Tomorrow someone returns home,
Only to stand upon the ruins of their own city.
And someone will fall from the top of a crane...

So take care of yourself... Be careful...

Tomorrow morning, someone lying in bed
Will realize that there's no cure for his sickness,
Someone leaving home will get into a car accident.
Tomorrow, somewhere in a hospital
The hand of a young surgeon will slip.
Someone walking in the woods will fall into a mine...

So take care of yourself... Be careful...

Tonight an airplane flies above us,
Tomorrow it will crash into the ocean
And all the passengers will die...
Tomorrow, somewhere, who knows where?
There will be war, an epidemic, a huge blizzard...
And black holes in the vastness of space...

So watch out for yourself, Be careful...

Integration Problem in Latvia

Finally somebody said it. Latvian politicians live in their own world, disconnected from society they are supposed to rule. Integrate them, now!!!

What kind of integration can we brag about, if even the government has problems to integrate in Latvian society? Therefore we have society not with two communities, but with three communities, the third one being the ruling class.
(Newspaper DIENA)

Thursday, May 03, 2007

Swedish Comment on Tallin and Moscow Incidents

Swedish minister for foreign affairs comments after the latest developments...

Sovereign states have the right to take sovereign decisions about where to place their statues and memorial signs. This is what Estonia has done.

Sovereign states have the responsibility to respect international rules regarding international contacts. This is what Russia has not done.

With all this said, it should be added that we all probably have the responsibility to treat European history with a dose of carefullness, and try to show mutual respect.

Wednesday, May 02, 2007

Estonian Lesson about Historical Symbols

Riots in Tallin. Who has not heard about them by now? One must be deaf and blind to have missed the hype.

Lots of talking about different views on history, (un)successful integration, Russian pressure, European attitude etc. It's all fine. Political analysts have something to chew on, and journalists have something to fill the editorial columns with.

But for me there is only one question. What the heck was the point with moving the damn monument? Some Estonian scholars (and I want to stress this - all of them were Estonians!) warned about the consequences. Does not seem that Estonian politicians have listened though. Symbols are powerful tools for power politics. Logical and rational thinking can easily be put aside when the heat of hurt feelings kicks in, especially when it comes to such violent outbursts like riots.

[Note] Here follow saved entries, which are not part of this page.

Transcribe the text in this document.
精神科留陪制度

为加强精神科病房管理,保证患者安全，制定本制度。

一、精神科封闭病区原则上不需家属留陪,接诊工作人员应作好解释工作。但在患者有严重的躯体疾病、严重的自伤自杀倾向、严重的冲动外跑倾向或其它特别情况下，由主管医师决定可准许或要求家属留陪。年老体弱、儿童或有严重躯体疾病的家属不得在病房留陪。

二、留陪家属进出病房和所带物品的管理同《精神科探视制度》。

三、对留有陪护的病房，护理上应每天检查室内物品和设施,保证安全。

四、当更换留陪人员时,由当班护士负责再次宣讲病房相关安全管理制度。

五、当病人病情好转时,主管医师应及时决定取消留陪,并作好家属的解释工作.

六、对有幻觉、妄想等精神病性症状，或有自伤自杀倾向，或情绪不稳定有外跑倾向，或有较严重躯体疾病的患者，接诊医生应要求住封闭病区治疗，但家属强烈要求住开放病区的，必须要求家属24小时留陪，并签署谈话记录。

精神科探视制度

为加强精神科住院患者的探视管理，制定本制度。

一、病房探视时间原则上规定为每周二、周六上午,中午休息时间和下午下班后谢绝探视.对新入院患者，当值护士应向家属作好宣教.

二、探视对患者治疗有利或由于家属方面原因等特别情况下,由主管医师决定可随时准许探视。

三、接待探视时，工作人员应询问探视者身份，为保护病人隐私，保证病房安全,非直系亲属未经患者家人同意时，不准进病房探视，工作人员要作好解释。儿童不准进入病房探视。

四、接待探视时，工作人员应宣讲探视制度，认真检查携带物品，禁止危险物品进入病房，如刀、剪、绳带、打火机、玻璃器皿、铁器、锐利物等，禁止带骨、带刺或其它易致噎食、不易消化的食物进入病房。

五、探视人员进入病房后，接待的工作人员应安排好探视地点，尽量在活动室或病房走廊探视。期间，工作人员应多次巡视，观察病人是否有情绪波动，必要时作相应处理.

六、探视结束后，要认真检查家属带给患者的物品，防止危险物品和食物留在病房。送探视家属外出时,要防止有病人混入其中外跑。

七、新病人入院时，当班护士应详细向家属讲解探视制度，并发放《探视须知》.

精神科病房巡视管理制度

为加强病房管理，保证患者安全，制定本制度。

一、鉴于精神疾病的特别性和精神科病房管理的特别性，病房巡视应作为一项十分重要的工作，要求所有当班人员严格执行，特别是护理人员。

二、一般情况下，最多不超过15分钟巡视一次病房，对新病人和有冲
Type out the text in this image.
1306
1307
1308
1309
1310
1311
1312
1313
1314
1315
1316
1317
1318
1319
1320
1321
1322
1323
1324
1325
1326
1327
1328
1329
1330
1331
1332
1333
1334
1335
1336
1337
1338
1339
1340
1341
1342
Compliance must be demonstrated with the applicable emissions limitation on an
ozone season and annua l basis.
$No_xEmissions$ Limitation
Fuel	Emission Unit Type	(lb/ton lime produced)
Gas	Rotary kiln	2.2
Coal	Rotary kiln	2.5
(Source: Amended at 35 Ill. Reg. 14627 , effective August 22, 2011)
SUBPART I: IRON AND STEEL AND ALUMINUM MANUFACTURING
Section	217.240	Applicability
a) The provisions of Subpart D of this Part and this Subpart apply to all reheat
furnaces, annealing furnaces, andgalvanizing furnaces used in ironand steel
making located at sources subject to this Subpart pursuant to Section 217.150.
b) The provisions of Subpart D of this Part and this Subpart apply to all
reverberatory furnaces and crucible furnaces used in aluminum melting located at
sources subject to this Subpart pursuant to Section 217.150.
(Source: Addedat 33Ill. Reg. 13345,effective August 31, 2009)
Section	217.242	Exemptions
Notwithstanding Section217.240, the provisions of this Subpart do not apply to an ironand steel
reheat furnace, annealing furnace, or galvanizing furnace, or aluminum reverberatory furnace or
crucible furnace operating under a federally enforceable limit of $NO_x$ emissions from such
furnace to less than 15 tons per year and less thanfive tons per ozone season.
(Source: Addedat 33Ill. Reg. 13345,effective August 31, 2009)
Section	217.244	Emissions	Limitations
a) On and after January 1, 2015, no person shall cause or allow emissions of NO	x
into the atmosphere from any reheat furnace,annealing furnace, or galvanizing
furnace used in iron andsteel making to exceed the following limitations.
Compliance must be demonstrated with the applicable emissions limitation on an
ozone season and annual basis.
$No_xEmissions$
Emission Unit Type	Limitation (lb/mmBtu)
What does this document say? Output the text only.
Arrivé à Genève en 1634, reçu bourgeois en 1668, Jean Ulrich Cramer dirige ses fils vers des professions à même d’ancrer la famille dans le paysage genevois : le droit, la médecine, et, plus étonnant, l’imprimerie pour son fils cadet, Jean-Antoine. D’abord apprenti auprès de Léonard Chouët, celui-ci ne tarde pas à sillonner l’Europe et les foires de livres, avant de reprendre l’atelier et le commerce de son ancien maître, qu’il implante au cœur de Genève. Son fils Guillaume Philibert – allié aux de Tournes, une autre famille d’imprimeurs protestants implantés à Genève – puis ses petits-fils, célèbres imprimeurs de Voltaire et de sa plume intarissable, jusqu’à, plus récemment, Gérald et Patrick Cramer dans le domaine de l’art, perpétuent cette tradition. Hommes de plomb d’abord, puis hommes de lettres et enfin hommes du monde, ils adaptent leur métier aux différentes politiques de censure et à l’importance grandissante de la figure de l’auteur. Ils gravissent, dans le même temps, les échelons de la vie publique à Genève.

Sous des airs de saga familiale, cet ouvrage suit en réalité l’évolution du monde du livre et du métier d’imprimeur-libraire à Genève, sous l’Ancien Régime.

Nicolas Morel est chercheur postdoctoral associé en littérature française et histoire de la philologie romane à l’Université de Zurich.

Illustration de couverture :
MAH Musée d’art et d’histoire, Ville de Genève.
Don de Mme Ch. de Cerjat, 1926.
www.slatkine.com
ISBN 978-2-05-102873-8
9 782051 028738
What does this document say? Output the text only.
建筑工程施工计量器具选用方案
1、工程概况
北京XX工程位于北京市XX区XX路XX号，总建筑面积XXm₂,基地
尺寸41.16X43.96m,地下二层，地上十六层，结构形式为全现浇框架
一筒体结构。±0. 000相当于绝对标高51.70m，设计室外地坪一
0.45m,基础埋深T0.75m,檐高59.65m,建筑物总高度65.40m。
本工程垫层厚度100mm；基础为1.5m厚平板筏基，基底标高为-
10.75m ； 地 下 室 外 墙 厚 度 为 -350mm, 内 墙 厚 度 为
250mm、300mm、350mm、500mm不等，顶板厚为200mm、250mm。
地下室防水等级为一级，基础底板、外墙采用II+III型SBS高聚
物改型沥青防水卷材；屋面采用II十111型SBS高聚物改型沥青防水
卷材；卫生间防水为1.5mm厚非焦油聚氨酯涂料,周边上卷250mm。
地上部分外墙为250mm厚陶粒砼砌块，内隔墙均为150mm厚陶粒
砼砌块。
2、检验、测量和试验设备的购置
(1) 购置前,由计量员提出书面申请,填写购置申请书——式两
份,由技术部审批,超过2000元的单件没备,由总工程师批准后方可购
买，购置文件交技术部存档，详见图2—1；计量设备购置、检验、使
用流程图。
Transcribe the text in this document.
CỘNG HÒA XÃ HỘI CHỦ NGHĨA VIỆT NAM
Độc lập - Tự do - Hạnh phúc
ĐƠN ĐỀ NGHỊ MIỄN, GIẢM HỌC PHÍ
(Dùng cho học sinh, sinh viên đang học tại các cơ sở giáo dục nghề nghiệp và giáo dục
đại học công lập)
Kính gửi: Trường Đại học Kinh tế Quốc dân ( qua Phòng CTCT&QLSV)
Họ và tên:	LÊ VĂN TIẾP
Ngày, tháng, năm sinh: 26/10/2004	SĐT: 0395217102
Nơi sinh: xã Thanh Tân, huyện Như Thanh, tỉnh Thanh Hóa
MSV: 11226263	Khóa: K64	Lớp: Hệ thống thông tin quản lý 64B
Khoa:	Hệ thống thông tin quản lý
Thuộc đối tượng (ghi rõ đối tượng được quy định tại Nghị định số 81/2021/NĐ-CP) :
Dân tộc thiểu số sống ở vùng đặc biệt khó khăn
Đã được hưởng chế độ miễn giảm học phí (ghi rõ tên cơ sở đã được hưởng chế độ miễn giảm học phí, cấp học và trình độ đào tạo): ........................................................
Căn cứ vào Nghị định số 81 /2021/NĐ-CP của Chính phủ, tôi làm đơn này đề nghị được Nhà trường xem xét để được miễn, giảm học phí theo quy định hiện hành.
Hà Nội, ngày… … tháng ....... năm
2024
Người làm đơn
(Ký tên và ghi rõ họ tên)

Why stir people's feelings then? The monuments from the Soviet time in Baltics that could and should have been removed have already met their destiny of destruction in the beginning of 90-ies. I still remember how a huge statue of Lenin was removed from the central square at my hometown. What I don't remember is any protests, what to speak of riots. Just a huge crowd of people watching how the statue is being uprooted by a powerful crane and brutally thrown down to the ground. Clapping hands and smiling faces. Singing some patriotic songs. In other words - sort of reclaim the city party! I have no idea what happened to te monument. But it was certainly never reinstalled in any other place, as it was done with the Bronze Soldier in Tallin.

Well, there are still some ugly monuments reminding of the Soviet era for many people in Latvia. As well as Estonia and Lithuania I guess. I would say - let these monuments stay where they are. As reminders of the past. History cannot be erased, it can be only interpreted in different ways. Good scientific arguments about the history would at this point, more than 15 years after regaining independence, be much better than messing around with historical symbols.

Hopefully Estonian lesson will not be forgotten.